Once these basic organic molecules were generated, eventually proteins would have been able to form, some of which that could have made their way to the membrane surface of the pores and acted as pumps to direct the natural proton gradient to do useful work.  Once those proteins evolved further, it would have been possible and advantageous for the membranes to become less permeable so that the gradient could be highly focused on the pump channels on the membrane of these proto-cells.  The membrane could have begun to change into one made from lipids produced from the metabolic reactions, and we already know that lipids readily form micelles or small closed spherical structures once they aggregate in aqueous conditions.  As this occurred, the proto-cells would no longer have been trapped in the porous rock, but would have eventually been able to slowly migrate away from the vents altogether, eventually forming the phospholipid bi-layer cell membranes that we see in modern cells.  Once this got started, self-replicating molecules and the rest of the evolution of the cell would have underwent natural selection as per the Darwinian evolution that most of us are familiar with.

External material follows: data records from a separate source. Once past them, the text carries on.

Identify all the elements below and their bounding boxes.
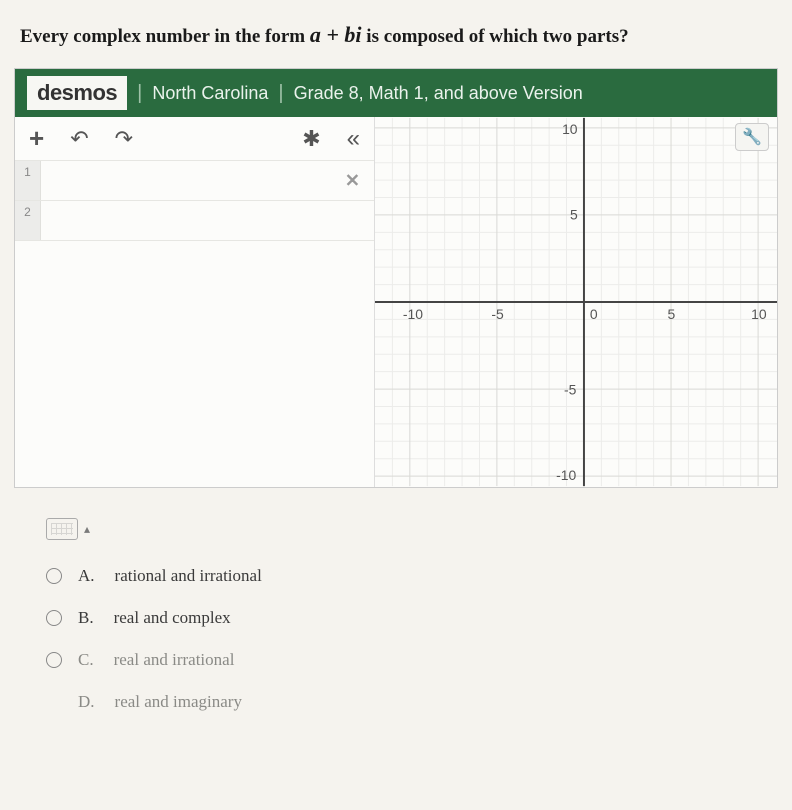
option-letter: C. [78, 650, 94, 670]
option-text: rational and irrational [115, 566, 262, 586]
axis-tick-label: -5 [564, 382, 577, 398]
option-text: real and complex [114, 608, 231, 628]
axis-tick-label: -5 [491, 306, 504, 322]
option-b[interactable]: B. real and complex [46, 608, 760, 628]
expression-row[interactable]: 1 ✕ [15, 161, 374, 201]
undo-button[interactable]: ↶ [70, 126, 88, 152]
graph-area[interactable]: -10 -5 0 5 10 10 5 -5 -10 🔧 [375, 117, 777, 487]
option-text: real and imaginary [115, 692, 242, 712]
option-letter: D. [78, 692, 95, 712]
axis-tick-label: -10 [403, 306, 423, 322]
desmos-widget: desmos | North Carolina | Grade 8, Math … [14, 68, 778, 488]
radio-icon[interactable] [46, 568, 62, 584]
desmos-version: Grade 8, Math 1, and above Version [294, 83, 583, 104]
option-text: real and irrational [114, 650, 235, 670]
expression-input[interactable]: ✕ [41, 161, 374, 200]
keyboard-toggle[interactable]: ▴ [46, 518, 760, 540]
radio-icon[interactable] [46, 610, 62, 626]
collapse-sidebar-button[interactable]: « [347, 125, 360, 153]
option-letter: B. [78, 608, 94, 628]
graph-settings-button[interactable]: 🔧 [735, 123, 769, 151]
wrench-icon: 🔧 [742, 127, 762, 147]
expression-toolbar: + ↶ ↷ ✱ « [15, 117, 374, 161]
question-math: a + bi [310, 22, 362, 47]
chevron-up-icon: ▴ [84, 522, 90, 536]
add-expression-button[interactable]: + [29, 123, 44, 154]
expression-row[interactable]: 2 [15, 201, 374, 241]
axis-tick-label: 5 [570, 206, 578, 222]
expression-number: 1 [15, 161, 41, 200]
option-c[interactable]: C. real and irrational [46, 650, 760, 670]
axis-tick-label: -10 [556, 467, 576, 483]
option-letter: A. [78, 566, 95, 586]
question-prefix: Every complex number in the form [20, 26, 310, 47]
desmos-logo: desmos [27, 76, 127, 110]
graph-svg: -10 -5 0 5 10 10 5 -5 -10 [375, 117, 777, 487]
close-icon[interactable]: ✕ [345, 170, 360, 191]
radio-icon[interactable] [46, 652, 62, 668]
desmos-region: North Carolina [152, 83, 268, 104]
axis-tick-label: 0 [590, 306, 598, 322]
divider: | [137, 82, 142, 105]
expression-sidebar: + ↶ ↷ ✱ « 1 ✕ 2 [15, 117, 375, 487]
radio-icon [46, 694, 62, 710]
keyboard-icon [46, 518, 78, 540]
axis-tick-label: 5 [668, 306, 676, 322]
axis-tick-label: 10 [562, 121, 578, 137]
answer-options: A. rational and irrational B. real and c… [46, 566, 760, 712]
redo-button[interactable]: ↷ [115, 126, 133, 152]
desmos-header: desmos | North Carolina | Grade 8, Math … [15, 69, 777, 117]
option-d[interactable]: D. real and imaginary [46, 692, 760, 712]
expression-input[interactable] [41, 201, 374, 240]
option-a[interactable]: A. rational and irrational [46, 566, 760, 586]
settings-gear-icon[interactable]: ✱ [302, 126, 320, 152]
question-suffix: is composed of which two parts? [362, 26, 629, 47]
divider: | [278, 82, 283, 105]
expression-number: 2 [15, 201, 41, 240]
axis-tick-label: 10 [751, 306, 767, 322]
question-text: Every complex number in the form a + bi … [12, 8, 780, 68]
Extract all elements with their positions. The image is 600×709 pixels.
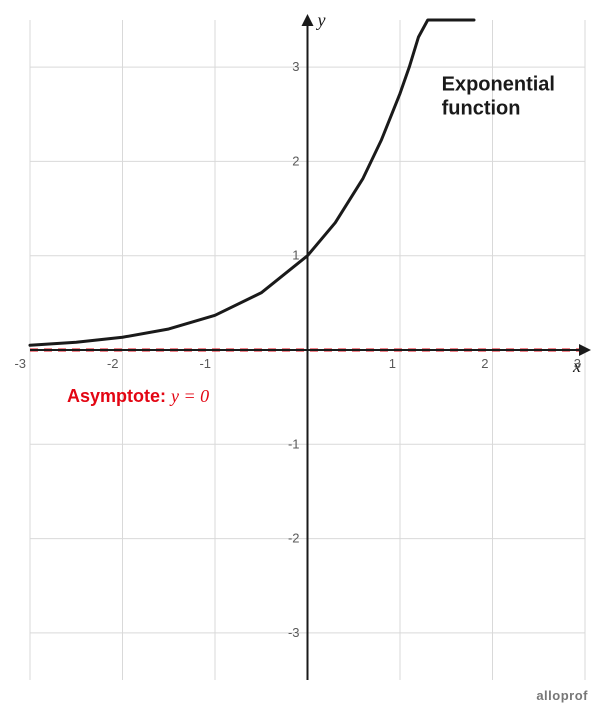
curve-label-line1: Exponential — [442, 74, 555, 96]
curve-label-line2: function — [442, 98, 521, 120]
x-tick-label: 1 — [389, 356, 396, 371]
x-tick-label: 3 — [574, 356, 581, 371]
watermark: alloprof — [536, 688, 588, 703]
x-tick-label: -1 — [199, 356, 211, 371]
y-tick-label: 2 — [292, 153, 299, 168]
y-axis-label: y — [316, 10, 326, 30]
y-tick-label: -1 — [288, 436, 300, 451]
y-tick-label: 1 — [292, 248, 299, 263]
x-tick-label: 2 — [481, 356, 488, 371]
y-tick-label: -2 — [288, 531, 300, 546]
asymptote-label: Asymptote: y = 0 — [67, 386, 209, 406]
y-tick-label: -3 — [288, 625, 300, 640]
y-tick-label: 3 — [292, 59, 299, 74]
x-tick-label: -2 — [107, 356, 119, 371]
exponential-chart: xy-3-2-1123-3-2-1123ExponentialfunctionA… — [0, 0, 600, 709]
x-tick-label: -3 — [14, 356, 26, 371]
chart-svg: xy-3-2-1123-3-2-1123ExponentialfunctionA… — [0, 0, 600, 709]
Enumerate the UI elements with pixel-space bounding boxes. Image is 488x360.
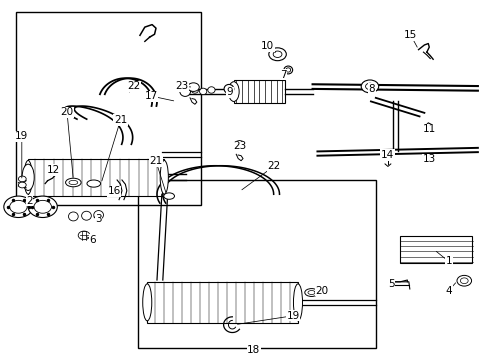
Ellipse shape	[24, 161, 32, 194]
Text: 16: 16	[107, 186, 121, 197]
Text: 22: 22	[127, 81, 140, 91]
Ellipse shape	[160, 161, 168, 194]
Circle shape	[10, 201, 27, 213]
Circle shape	[273, 51, 282, 58]
Ellipse shape	[224, 85, 233, 93]
Text: 2: 2	[26, 196, 33, 206]
Text: 22: 22	[266, 161, 280, 171]
Bar	[147, 282, 297, 323]
Ellipse shape	[284, 66, 292, 74]
Circle shape	[268, 48, 286, 61]
Circle shape	[459, 278, 467, 284]
Text: 18: 18	[246, 345, 260, 355]
Text: 6: 6	[89, 235, 96, 245]
Bar	[16, 12, 201, 205]
Circle shape	[34, 201, 51, 213]
Ellipse shape	[199, 88, 206, 95]
Circle shape	[456, 275, 470, 286]
Circle shape	[187, 83, 199, 91]
Circle shape	[365, 83, 373, 90]
Text: 3: 3	[95, 214, 102, 224]
Text: 21: 21	[149, 157, 163, 166]
Ellipse shape	[68, 212, 78, 221]
Ellipse shape	[22, 164, 34, 190]
Ellipse shape	[228, 82, 239, 102]
Text: 14: 14	[380, 150, 393, 160]
Bar	[137, 180, 375, 348]
Ellipse shape	[307, 291, 315, 294]
Text: 19: 19	[15, 131, 28, 141]
Circle shape	[28, 196, 57, 217]
Circle shape	[19, 182, 26, 188]
Text: 23: 23	[175, 81, 188, 91]
Ellipse shape	[180, 86, 190, 96]
Ellipse shape	[142, 284, 151, 321]
Bar	[233, 80, 285, 103]
Text: 1: 1	[445, 256, 451, 266]
Text: 9: 9	[226, 87, 233, 98]
Ellipse shape	[423, 156, 432, 163]
Circle shape	[381, 150, 393, 159]
Text: 11: 11	[422, 124, 435, 134]
Text: 5: 5	[387, 279, 394, 289]
Ellipse shape	[304, 289, 318, 296]
Ellipse shape	[94, 211, 103, 220]
Text: 13: 13	[422, 154, 435, 164]
Text: 7: 7	[280, 69, 286, 80]
Text: 21: 21	[114, 115, 127, 125]
Circle shape	[19, 176, 26, 182]
Ellipse shape	[163, 193, 174, 199]
Ellipse shape	[191, 87, 198, 93]
Text: 4: 4	[445, 286, 451, 296]
Ellipse shape	[81, 211, 91, 220]
Ellipse shape	[65, 178, 81, 187]
Text: 15: 15	[404, 30, 417, 40]
Bar	[28, 158, 164, 196]
Text: 19: 19	[286, 311, 299, 321]
Text: 20: 20	[61, 107, 73, 117]
Circle shape	[78, 231, 90, 240]
Text: 10: 10	[261, 41, 274, 51]
Circle shape	[233, 141, 245, 149]
Text: 20: 20	[315, 286, 328, 296]
Ellipse shape	[207, 87, 215, 93]
Circle shape	[361, 80, 378, 93]
Text: 17: 17	[144, 91, 158, 101]
Bar	[399, 236, 471, 263]
Ellipse shape	[425, 157, 430, 161]
Ellipse shape	[87, 180, 101, 187]
Text: 12: 12	[47, 165, 61, 175]
Ellipse shape	[69, 180, 78, 185]
Text: 23: 23	[233, 141, 246, 151]
Circle shape	[4, 196, 33, 217]
Ellipse shape	[293, 284, 302, 321]
Ellipse shape	[285, 68, 290, 72]
Text: 8: 8	[368, 84, 374, 94]
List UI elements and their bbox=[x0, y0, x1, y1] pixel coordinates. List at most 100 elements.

As per the earlier discussion regarding life serving as entropy engines and energy dissipation channels, this self-replication would have been favored thermodynamically as well because replicating those entropy engines and the energy dissipation channels means that they will only become more effective at doing so.  Thus, we can tie this all together, where natural geological processes would have allowed for the required metabolism to form, thus powering organic molecular synthesis and polymerization, and all of these processes serving to increase entropy and maximize energy dissipation.  All that was needed for this to initiate was a planet that had common minerals, water, and CO2, and the natural geological processes can do the rest of the work.  These kinds of planets actually seem to be fairly common in our galaxy, with estimates ranging in the billions, thus potentially harboring life (or where it is just a matter of time before it initiates and evolves if it hasn’t already).  While there is still a lot of work to be done to confirm the validity of these models and to try to find ways of testing them vigorously, we are getting relatively close to solving the puzzle of how life originated, why it is the way it is, and how we can better search for it in other parts of the universe.